If automatic verification is re-enabled in the future, the same `status` / `verification_logs` fields will carry the result.

### Common pitfalls

- **Container exits immediately.** Your start command must keep PID 1 alive. End it with `sleep infinity` (or run a daemon in the foreground) or the pod will be marked failed.
- **Image not public, no credentials.** The pull will fail. Add Docker credentials via **Access → Docker Credentials**, then attach them in the template's Docker Credential field.
- **Volume mount changed away from `/root`.** Backups and Jupyter still assume `/root`. Only change this if you really know what you're doing.
- **No port for SSH.** Add `22` to **Internal Ports**, otherwise the agent can't open a connection and your **SSH CONNECTION** field on the pod page will be empty.

## Editing or deleting a template

In **Templates → My templates**, click **EDIT** on your card. Same form as creation. Changes apply to **future** pod deployments only — pods already running keep their original template.

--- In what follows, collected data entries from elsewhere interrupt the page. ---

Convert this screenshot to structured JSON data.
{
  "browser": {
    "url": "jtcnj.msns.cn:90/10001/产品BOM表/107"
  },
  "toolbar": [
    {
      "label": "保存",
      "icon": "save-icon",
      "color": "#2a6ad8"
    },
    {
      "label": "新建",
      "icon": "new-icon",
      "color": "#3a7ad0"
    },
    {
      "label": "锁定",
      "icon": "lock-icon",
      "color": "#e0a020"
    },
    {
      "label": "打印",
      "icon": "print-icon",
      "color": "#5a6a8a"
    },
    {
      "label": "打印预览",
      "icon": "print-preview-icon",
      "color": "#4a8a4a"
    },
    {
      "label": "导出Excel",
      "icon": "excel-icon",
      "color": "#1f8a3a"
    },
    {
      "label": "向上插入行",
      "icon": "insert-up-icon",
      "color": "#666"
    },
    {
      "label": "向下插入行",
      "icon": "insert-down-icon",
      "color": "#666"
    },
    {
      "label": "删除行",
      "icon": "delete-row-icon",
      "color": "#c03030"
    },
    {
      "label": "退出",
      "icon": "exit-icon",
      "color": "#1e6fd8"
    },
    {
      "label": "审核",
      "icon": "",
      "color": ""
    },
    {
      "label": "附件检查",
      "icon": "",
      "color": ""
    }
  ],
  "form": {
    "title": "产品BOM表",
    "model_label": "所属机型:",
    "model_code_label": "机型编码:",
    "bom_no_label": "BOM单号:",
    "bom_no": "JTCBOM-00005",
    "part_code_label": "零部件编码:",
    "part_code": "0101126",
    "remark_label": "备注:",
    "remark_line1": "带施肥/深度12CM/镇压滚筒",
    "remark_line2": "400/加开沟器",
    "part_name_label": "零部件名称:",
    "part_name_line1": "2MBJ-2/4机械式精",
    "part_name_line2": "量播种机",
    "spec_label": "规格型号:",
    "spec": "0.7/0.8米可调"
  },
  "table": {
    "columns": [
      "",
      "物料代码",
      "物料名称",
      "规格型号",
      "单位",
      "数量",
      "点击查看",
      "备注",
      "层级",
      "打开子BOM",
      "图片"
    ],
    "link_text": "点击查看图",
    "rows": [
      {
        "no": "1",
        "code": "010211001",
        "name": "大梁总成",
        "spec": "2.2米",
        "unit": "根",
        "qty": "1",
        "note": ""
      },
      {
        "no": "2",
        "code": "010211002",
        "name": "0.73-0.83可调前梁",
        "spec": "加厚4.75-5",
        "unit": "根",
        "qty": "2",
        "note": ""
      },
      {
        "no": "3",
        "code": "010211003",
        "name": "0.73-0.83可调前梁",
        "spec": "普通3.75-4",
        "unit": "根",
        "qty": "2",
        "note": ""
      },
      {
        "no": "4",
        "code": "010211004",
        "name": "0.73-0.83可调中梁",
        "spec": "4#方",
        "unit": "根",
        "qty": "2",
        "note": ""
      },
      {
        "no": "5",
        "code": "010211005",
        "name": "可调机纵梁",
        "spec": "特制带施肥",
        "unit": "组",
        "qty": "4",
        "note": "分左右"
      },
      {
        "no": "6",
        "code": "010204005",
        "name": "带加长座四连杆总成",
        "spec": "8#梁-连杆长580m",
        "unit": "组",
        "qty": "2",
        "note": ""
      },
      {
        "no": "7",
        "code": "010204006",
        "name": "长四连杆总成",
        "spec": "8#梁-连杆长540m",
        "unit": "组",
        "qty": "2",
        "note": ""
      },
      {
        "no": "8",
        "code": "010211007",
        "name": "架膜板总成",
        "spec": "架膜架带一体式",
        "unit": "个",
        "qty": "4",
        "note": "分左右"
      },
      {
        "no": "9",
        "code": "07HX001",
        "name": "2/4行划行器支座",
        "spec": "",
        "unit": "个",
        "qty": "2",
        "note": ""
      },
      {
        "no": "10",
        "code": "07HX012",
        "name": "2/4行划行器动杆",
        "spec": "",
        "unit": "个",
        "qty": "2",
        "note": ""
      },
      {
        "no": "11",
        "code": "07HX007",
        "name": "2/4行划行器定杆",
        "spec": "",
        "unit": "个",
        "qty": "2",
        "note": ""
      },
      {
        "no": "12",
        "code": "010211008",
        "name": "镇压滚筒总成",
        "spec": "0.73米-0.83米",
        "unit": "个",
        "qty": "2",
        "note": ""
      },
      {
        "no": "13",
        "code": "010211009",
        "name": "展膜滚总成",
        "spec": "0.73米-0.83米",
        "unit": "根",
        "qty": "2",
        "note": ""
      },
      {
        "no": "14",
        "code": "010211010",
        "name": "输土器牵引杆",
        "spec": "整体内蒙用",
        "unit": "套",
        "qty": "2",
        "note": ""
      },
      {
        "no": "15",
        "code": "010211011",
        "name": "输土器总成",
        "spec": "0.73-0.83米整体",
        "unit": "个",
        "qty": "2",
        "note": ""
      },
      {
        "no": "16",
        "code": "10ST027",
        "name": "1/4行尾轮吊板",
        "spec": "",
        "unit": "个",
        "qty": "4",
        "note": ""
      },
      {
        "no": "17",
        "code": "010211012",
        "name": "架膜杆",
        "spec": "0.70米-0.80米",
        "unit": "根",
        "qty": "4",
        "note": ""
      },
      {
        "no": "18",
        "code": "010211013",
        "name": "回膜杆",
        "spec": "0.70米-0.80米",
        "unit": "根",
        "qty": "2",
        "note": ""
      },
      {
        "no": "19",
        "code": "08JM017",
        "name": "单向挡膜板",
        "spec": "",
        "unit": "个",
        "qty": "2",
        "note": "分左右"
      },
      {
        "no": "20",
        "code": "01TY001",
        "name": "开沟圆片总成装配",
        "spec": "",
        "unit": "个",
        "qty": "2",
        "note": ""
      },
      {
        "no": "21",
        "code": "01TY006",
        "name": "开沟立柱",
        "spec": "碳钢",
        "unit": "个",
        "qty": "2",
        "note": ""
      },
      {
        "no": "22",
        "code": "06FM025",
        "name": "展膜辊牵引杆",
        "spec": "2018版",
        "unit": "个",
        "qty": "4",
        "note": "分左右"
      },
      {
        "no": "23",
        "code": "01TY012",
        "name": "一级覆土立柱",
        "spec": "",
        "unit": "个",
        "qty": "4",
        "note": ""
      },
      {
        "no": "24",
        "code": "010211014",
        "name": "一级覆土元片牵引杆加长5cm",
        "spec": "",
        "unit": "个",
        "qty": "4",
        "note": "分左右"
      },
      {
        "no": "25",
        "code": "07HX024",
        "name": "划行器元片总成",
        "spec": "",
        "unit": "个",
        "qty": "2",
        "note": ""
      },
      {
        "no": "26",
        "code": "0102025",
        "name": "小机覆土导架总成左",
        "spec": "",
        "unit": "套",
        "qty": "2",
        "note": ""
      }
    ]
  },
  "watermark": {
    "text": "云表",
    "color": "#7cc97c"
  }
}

Public templates that other users have rented from cannot be deleted while pods are still using them.

## What gets baked into a deployed pod

When you deploy from a template, the platform records *everything* in the template at that moment onto the pod. Editing the template later does not retroactively change running pods. To re-deploy the latest version of a template into a fresh pod, just hit **RENT NOW** again.

<details>
<summary>For agents and automation: API + CLI</summary>

Templates are first-class objects in the API. Use these when you're driving Lium from a script, the CLI, or an LLM agent. You'll need an [API key](./api-keys).

```bash
# List all templates (yours + public)
curl https://lium.io/api/templates \
  -H "X-API-Key: $LIUM_API_KEY"

# Filter by GPU model + driver — the response's `compatibility` field tells you
# whether the template's CUDA requirements line up with the target GPU.
curl "https://lium.io/api/templates?gpu_model=NVIDIA+H100+80GB+HBM3&driver_version=535.86.10" \
  -H "X-API-Key: $LIUM_API_KEY"

# Get one
curl https://lium.io/api/templates/<template_id> \
  -H "X-API-Key: $LIUM_API_KEY"

# Create one
curl -X POST https://lium.io/api/templates \
  -H "X-API-Key: $LIUM_API_KEY" \
  -H "Content-Type: application/json" \
  -d '{
    "name": "My PyTorch Template",
    "docker_image": "pytorch/pytorch",
    "docker_image_tag": "2.2.0-cuda12.1-cudnn8-runtime",
    "volumes": ["/root"],
    "environment": {"PYTHONUNBUFFERED": "1"},
    "internal_ports": [22, 8888],
    "startup_commands": "pip install -r /root/requirements.txt && sleep infinity"
  }'
```

The CLI wraps the same calls (`lium templates list`, `lium templates create …`). See the [`lium templates` reference](/developers/cli/reference/templates).